A look at one of our preferred measurements of inflation expectations implies that the risk of a sustained outbreak of inflation is receding just as another set of inflation data—the Consumer Price Index for June—is set to publish on Tuesday.
Inflation expectations play an important role in spending and investment decisions, in addition to determining actual inflation.
If prices are expected to increase dramatically, consumers might decide to buy immediately, pressuring prices even higher in the short term. But if prices are expected to decrease, consumers might forgo purchasing, further depressing prices as supply outpaces demand.
We think that data will show that the recent burst of inflation has either reached, or is about to reach, its apex.
We think that data will show that the recent burst of inflation has either reached, or is about to reach, its apex and then begin an uneven journey over the next 12 to 18 months back toward long-term trends.
The Aruoba Term Structure of Inflation Expectations (ATSIX), compiled by the Philadelphia Federal Reserve, indicates subdued expectations for inflation in 10 years’ time converging on the Fed’s 2% target.

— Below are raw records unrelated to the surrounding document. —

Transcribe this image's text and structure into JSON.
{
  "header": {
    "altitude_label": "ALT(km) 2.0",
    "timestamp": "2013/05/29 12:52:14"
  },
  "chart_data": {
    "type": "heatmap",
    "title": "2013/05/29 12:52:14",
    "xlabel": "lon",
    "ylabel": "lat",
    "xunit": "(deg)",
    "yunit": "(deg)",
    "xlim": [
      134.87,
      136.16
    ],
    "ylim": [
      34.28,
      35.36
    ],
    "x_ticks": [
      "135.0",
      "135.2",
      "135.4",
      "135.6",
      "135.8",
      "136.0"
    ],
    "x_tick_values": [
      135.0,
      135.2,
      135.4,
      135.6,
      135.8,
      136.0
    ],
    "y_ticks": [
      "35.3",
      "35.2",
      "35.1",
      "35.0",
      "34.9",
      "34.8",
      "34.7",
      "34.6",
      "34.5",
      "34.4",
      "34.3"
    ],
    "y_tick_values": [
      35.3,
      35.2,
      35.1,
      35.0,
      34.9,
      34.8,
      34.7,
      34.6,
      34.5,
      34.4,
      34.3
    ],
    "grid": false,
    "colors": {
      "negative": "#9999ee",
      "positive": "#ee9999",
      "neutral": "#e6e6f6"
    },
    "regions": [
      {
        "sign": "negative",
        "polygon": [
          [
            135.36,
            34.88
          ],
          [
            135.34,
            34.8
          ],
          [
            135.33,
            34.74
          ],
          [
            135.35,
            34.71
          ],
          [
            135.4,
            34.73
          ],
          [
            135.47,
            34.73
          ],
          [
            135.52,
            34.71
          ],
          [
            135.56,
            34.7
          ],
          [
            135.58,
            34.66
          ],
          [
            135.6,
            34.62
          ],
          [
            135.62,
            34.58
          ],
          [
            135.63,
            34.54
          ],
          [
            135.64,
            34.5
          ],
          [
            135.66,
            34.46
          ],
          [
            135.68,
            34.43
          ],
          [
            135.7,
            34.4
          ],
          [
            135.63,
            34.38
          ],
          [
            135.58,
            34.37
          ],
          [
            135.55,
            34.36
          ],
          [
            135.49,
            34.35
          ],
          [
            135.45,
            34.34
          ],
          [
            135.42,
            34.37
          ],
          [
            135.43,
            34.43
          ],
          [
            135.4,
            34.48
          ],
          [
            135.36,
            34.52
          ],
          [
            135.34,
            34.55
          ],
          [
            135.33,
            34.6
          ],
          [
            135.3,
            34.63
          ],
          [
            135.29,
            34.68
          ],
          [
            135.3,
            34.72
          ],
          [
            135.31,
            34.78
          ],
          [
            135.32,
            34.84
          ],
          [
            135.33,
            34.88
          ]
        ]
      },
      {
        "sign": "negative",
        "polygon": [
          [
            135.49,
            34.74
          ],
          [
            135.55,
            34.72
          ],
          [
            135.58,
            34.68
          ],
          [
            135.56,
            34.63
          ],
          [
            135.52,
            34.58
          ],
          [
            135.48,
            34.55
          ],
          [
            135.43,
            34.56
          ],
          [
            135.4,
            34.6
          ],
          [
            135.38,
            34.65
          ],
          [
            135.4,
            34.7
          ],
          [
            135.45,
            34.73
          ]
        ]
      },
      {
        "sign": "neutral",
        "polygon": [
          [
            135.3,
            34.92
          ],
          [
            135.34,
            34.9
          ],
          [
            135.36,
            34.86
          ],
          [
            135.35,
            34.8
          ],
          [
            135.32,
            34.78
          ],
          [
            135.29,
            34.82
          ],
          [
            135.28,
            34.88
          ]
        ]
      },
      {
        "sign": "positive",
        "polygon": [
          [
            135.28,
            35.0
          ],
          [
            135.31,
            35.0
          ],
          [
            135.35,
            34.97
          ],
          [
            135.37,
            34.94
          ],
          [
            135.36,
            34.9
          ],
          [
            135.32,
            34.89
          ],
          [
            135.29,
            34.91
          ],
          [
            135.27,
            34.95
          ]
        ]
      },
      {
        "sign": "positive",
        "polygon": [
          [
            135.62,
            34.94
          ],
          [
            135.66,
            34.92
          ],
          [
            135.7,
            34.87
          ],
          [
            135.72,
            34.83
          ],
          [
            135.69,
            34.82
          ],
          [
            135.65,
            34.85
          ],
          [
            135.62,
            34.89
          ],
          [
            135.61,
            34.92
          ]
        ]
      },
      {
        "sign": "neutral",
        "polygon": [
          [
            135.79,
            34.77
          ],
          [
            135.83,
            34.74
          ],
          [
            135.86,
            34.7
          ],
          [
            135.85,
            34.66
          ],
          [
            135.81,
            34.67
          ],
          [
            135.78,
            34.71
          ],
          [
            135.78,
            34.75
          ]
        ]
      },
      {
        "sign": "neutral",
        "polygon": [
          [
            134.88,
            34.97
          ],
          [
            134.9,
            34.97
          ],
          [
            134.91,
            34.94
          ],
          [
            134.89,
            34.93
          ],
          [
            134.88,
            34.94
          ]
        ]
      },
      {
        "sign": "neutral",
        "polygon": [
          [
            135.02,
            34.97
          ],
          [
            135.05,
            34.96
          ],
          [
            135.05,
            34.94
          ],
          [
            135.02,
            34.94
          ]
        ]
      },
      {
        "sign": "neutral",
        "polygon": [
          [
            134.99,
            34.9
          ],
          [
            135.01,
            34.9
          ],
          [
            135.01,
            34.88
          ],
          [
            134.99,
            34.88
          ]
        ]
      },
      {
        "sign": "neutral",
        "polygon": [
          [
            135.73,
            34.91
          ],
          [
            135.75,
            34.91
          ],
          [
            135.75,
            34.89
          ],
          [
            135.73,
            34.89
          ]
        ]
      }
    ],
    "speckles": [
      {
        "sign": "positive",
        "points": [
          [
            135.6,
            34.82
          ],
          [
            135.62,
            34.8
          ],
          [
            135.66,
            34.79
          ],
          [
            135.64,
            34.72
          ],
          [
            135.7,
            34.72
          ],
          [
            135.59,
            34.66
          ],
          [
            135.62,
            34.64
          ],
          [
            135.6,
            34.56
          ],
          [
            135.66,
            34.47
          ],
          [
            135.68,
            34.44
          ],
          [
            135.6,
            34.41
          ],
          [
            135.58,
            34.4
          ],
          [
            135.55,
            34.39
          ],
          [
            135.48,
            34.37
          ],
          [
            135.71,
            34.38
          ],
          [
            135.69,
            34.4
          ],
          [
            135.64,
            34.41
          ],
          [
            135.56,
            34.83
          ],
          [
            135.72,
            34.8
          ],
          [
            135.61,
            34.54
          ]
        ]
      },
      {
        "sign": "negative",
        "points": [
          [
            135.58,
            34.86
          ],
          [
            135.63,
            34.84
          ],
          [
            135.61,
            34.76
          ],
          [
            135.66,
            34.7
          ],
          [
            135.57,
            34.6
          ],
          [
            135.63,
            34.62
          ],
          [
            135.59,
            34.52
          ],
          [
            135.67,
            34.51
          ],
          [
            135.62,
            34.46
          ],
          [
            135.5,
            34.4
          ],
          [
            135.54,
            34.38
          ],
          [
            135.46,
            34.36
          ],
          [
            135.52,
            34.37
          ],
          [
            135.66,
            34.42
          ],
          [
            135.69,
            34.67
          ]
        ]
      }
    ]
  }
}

Expectations for inflation a year from now, though, are more volatile, moving in sync with the latest swings in inflation as the business cycle progresses and as the price of oil moves up and down.
The full range of inflation expectations from one year out to 10 years shows that they have moved higher since the end of last year. That’s to be expected as vaccinations paved the way for increased economic activity and as revived demand and supply-chain bottlenecks contributed to spikes in product prices.
The result is the expectation for modestly higher rates of inflation, reaching 2.35% next year before dropping to 2.25% in 10 years.
These moderate expectations should allow for rational levels of spending and investment and allow the economy to progress from recovery mode to an outright expansion.